One recent night when officers rode through Dorchester, a woman shouted from her window to the officers, “I love you,” others waved and smiled.

“We’re much more approachable on a bicycle,” said Murphy, a 30-year veteran of the force. “People come up to us and say hello and tell you, ‘Oh there’s a guy over there doing that. . . .’ They wave to us, they beep their horns — it’s different.”

And residents say they see a difference in their neighborhoods.

“You like to see their presence,” said Maria Rosario, 63, who has lived on Wendover Street for 35 years. “It’s much better now, before [the block] used to be very bad.”

After a while, residents begin to share information with the officers about crime, gangs, drugs, and other quality of life issues.

That happened not too long ago when Officer Franklyn Centeio was pedaling through Seaver Street where a mother of three was gunned down two months ago as she walked through Puddingstone Park. A longtime resident in the area told Centeio she feels unsafe in her own neighborhood.

“People should be able to come out and enjoy the neighborhood and [be] in front of their houses and live freely,” he said. “People shouldn’t have to live in fear.”

Responding to ongoing resident complaints, eight officers biked from the unit’s headquarters on Linden Street to Wendover Street — a roughly two-block stretch that had been plagued by some of the city’s worst gang violence. Residents there recalled a time when gunfire erupted on the block daily.
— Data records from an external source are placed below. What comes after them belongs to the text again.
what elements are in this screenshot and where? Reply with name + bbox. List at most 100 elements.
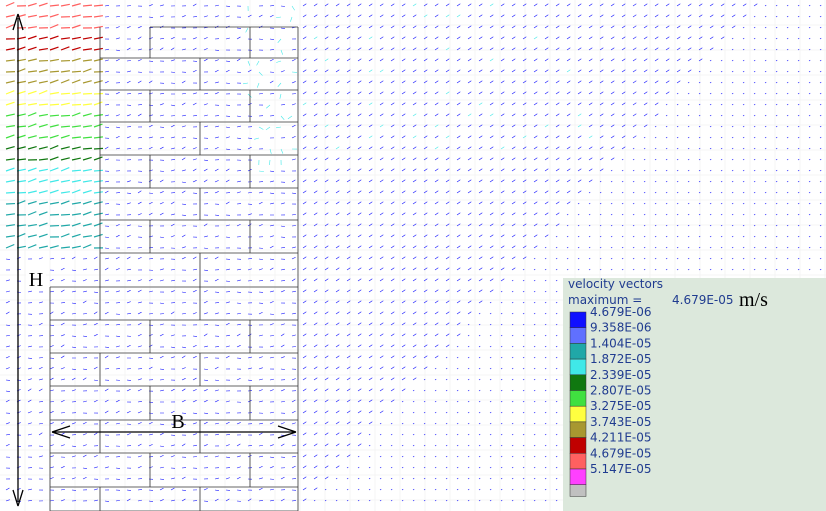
vector — [577, 14, 582, 18]
vector — [819, 4, 822, 7]
vector — [335, 135, 340, 139]
vector — [456, 212, 461, 216]
vector — [731, 25, 736, 29]
vector — [467, 80, 472, 84]
vector — [544, 356, 547, 359]
vector — [709, 103, 712, 106]
vector — [82, 476, 87, 480]
vector — [390, 267, 395, 271]
vector — [412, 322, 417, 326]
vector — [709, 246, 712, 249]
vector — [148, 278, 153, 282]
vector — [434, 488, 437, 491]
vector — [236, 191, 241, 194]
vector — [434, 212, 439, 216]
vector — [522, 499, 525, 502]
vector — [478, 14, 483, 18]
vector — [555, 235, 558, 238]
vector — [49, 79, 59, 84]
vector — [489, 466, 492, 469]
vector — [159, 355, 164, 359]
vector — [357, 366, 362, 370]
vector — [203, 488, 208, 491]
vector — [49, 213, 60, 216]
vector — [280, 312, 285, 315]
vector — [467, 300, 472, 304]
vector — [819, 125, 822, 128]
vector — [500, 323, 503, 326]
vector — [588, 246, 591, 249]
vector — [357, 256, 362, 260]
vector — [786, 268, 789, 271]
vector — [566, 168, 571, 172]
vector — [577, 91, 582, 95]
vector — [60, 378, 65, 381]
vector — [390, 388, 395, 392]
vector — [313, 91, 318, 95]
vector — [277, 38, 282, 43]
vector — [610, 157, 615, 161]
vector — [698, 125, 701, 128]
vector — [731, 37, 734, 40]
vector — [324, 377, 329, 381]
vector — [137, 59, 142, 62]
vector — [71, 92, 81, 95]
vector — [335, 278, 340, 282]
vector — [38, 136, 48, 139]
vector — [456, 113, 461, 117]
vector — [379, 488, 382, 491]
vector — [709, 147, 712, 150]
vector — [764, 235, 767, 238]
vector — [753, 70, 756, 73]
vector — [665, 158, 668, 161]
vector — [104, 466, 109, 469]
vector — [511, 157, 516, 161]
vector — [335, 190, 340, 194]
vector — [434, 367, 437, 370]
vector — [544, 201, 549, 205]
vector — [720, 48, 723, 51]
vector — [643, 213, 646, 216]
vector — [357, 421, 362, 425]
vector — [104, 180, 109, 183]
vector — [533, 422, 536, 425]
vector — [126, 433, 131, 436]
vector — [522, 69, 527, 73]
vector — [71, 169, 82, 172]
vector — [489, 488, 492, 491]
vector — [181, 169, 186, 172]
vector — [434, 113, 439, 117]
vector — [555, 499, 558, 502]
vector — [632, 69, 637, 73]
vector — [555, 113, 560, 117]
vector — [115, 26, 120, 29]
vector — [621, 158, 624, 161]
vector — [236, 345, 241, 348]
vector — [522, 80, 527, 84]
vector — [71, 189, 81, 194]
vector — [115, 15, 120, 18]
vector — [269, 258, 274, 261]
vector — [720, 147, 723, 150]
vector — [467, 168, 472, 172]
vector — [324, 168, 329, 172]
vector — [797, 224, 800, 227]
vector — [258, 432, 263, 436]
vector — [676, 235, 679, 238]
vector — [687, 114, 690, 117]
vector — [368, 201, 373, 205]
vector — [5, 224, 15, 227]
vector — [588, 213, 591, 216]
vector — [214, 191, 219, 194]
vector — [214, 180, 219, 183]
vector — [522, 168, 527, 172]
vector — [313, 443, 318, 447]
legend-bg — [563, 278, 826, 511]
vector — [137, 333, 142, 337]
vector — [357, 113, 362, 117]
vector — [764, 48, 767, 51]
vector — [302, 168, 307, 172]
vector — [555, 444, 558, 447]
vector — [533, 323, 536, 326]
dimension-b — [51, 425, 297, 439]
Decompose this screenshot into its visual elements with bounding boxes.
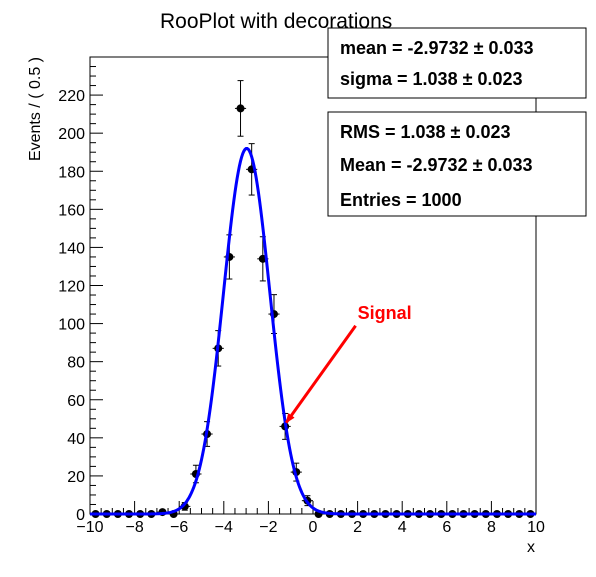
x-axis-label: x [527, 539, 535, 556]
x-tick-label: −2 [259, 519, 277, 536]
stats-entries-line: Entries = 1000 [340, 190, 462, 210]
y-tick-label: 180 [58, 164, 85, 181]
x-tick-label: 0 [309, 519, 318, 536]
fit-mean-line: mean = -2.9732 ± 0.033 [340, 38, 534, 58]
y-tick-label: 120 [58, 279, 85, 296]
x-tick-label: 4 [398, 519, 407, 536]
x-tick-label: 10 [527, 519, 545, 536]
signal-arrow [285, 324, 357, 424]
signal-label: Signal [358, 303, 412, 323]
y-tick-label: 60 [67, 393, 85, 410]
stats-mean-line: Mean = -2.9732 ± 0.033 [340, 155, 533, 175]
y-axis-ticks: 0 20 40 60 80 100 120 140 160 180 200 220 [58, 88, 103, 524]
x-tick-label: 2 [353, 519, 362, 536]
x-tick-label: −10 [76, 519, 103, 536]
y-minor-ticks [90, 66, 96, 505]
y-tick-label: 100 [58, 317, 85, 334]
x-tick-label: 8 [487, 519, 496, 536]
y-tick-label: 80 [67, 355, 85, 372]
y-axis-label: Events / ( 0.5 ) [27, 57, 44, 161]
x-tick-label: 6 [442, 519, 451, 536]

The officers arrived at Wendover Street at around 10 p.m., and about 10 men were gathered near a car in front of a stoop. The smell of marijuana wafted through the air.

The officers searched the men, who complained. The officers did not find anything.

Martha Brown, 75, said that almost daily, a dozen young men who are drinking crowd the space in front of her home, and she said she’s tired of it.

“Some of them don’t have no respect,” she said. [The officers] come through and make everything OK. They protect this street.”

And for the officers in the unit that’s what it’s all about — though some also see a need to reach the young men like the ones who had clustered in front of Brown’s home.

“The feeling of helping someone is rewarding in itself,” said Officer Isaac Jackson, who followed his mother’s footsteps onto the force. “People look at police officers as someone who locks you up all of the time, and that doesn’t have to happen. We’re not always here to ruin your day — we’re here to help you.”